The 2022 Winter Olympic ice hockey gold medal match was an ice hockey match held on 17 February 2022 at Wukesong Arena in Beijing, China, between title holders the United States and reigning World Champions Canada to determine the winners of women's ice hockey tournament at the 2022 Winter Olympics.

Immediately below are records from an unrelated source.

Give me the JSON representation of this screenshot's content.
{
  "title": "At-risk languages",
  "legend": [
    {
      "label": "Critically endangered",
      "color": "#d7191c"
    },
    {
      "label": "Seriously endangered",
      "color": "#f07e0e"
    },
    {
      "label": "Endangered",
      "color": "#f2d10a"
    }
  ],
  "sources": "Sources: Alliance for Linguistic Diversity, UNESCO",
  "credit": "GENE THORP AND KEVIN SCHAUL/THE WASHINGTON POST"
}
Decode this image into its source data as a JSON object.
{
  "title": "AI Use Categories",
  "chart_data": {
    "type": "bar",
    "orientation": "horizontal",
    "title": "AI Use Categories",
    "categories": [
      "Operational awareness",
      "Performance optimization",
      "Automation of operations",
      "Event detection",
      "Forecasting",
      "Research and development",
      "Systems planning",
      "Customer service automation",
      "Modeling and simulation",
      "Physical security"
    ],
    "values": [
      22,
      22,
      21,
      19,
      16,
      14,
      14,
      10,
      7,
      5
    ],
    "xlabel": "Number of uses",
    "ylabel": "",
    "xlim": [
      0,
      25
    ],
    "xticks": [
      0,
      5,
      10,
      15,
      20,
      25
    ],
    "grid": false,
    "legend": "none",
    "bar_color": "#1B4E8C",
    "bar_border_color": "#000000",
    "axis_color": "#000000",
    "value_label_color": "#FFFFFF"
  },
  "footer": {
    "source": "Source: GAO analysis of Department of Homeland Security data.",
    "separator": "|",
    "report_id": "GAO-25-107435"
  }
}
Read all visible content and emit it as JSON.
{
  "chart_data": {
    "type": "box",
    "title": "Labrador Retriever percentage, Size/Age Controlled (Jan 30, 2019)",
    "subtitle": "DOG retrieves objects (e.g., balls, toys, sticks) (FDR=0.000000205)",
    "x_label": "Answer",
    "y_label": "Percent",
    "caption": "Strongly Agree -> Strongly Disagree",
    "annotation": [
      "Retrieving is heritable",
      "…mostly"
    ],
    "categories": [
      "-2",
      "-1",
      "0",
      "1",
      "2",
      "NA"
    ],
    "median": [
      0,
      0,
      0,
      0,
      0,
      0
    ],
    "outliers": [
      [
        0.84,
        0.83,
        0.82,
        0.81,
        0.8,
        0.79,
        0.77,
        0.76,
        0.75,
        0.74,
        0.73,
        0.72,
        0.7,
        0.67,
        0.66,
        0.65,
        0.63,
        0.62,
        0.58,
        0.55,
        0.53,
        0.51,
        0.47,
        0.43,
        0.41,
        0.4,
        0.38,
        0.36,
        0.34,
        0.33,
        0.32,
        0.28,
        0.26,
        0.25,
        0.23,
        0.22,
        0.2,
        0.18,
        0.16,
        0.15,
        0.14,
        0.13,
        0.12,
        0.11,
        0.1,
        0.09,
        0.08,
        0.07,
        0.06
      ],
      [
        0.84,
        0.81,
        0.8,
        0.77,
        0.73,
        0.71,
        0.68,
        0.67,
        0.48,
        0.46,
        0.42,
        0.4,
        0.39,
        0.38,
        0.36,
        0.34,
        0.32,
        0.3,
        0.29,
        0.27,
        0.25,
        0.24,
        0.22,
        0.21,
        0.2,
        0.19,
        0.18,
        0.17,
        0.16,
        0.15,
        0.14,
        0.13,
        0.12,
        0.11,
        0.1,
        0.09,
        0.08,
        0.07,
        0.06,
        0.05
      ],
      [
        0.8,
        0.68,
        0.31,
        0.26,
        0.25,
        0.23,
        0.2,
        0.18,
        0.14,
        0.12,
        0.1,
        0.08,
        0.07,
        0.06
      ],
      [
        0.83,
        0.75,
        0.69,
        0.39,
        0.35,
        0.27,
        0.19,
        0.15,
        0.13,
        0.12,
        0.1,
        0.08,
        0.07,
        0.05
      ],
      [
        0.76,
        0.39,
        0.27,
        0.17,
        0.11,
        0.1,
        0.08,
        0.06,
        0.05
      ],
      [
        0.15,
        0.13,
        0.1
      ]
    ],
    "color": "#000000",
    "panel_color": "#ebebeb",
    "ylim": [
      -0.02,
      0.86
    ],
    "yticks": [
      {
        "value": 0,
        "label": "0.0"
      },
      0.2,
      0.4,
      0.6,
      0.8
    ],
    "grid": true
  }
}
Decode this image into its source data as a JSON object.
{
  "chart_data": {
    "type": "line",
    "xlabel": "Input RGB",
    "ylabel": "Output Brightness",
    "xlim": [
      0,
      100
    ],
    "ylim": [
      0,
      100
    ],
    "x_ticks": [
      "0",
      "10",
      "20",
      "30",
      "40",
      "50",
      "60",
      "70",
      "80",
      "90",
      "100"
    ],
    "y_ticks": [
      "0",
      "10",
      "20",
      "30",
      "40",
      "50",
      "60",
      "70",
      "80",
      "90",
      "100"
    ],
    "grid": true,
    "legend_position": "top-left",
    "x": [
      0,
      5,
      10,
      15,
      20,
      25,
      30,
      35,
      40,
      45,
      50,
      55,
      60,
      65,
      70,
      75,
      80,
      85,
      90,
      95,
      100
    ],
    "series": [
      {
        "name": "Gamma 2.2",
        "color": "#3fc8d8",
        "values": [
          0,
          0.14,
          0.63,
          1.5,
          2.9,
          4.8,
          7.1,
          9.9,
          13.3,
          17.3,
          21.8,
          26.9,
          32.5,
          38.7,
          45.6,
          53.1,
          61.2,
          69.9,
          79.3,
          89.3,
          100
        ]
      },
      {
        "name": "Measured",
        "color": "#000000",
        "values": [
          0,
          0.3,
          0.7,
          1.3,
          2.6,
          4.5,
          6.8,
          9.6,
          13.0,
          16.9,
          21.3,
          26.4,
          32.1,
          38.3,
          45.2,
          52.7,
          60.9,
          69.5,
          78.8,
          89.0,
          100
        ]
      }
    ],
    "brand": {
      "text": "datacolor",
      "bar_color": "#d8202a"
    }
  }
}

Canada won the match 3–2 securing a record-extending fifth Olympic title overall.
==Background==
Both teams entered the tournament as the reigning champions of either the Ice hockey at the Olympic Games tournament (United States) or the IIHF Women's World Championship (Canada).

==Route to the final==

===Canada===

Canada's route to the final
| Match | Opponent | Result |
|---|---|---|
| 1 | Switzerland | 12–1 |
| 2 | Finland | 11–1 |
| 3 | ROC | 6–1 |
| 4 | United States | 4–2 |
| QF | Sweden | 11–0 |
| SF | Switzerland | 10–3 |

Canada qualified for the tournament by being ranked in the top six following the 2020 Women's Ice Hockey World Championships.

===United States===

United States' route to the final
| Match | Opponent | Result |
|---|---|---|
| 1 | Finland | 5–2 |
| 2 | ROC | 5–0 |
| 3 | Switzerland | 8–0 |
| 4 | Canada | 2–4 |
| QF | Czech Republic | 4–1 |
| SF | Finland | 4–1 |

The United States also qualified by placing in the top six.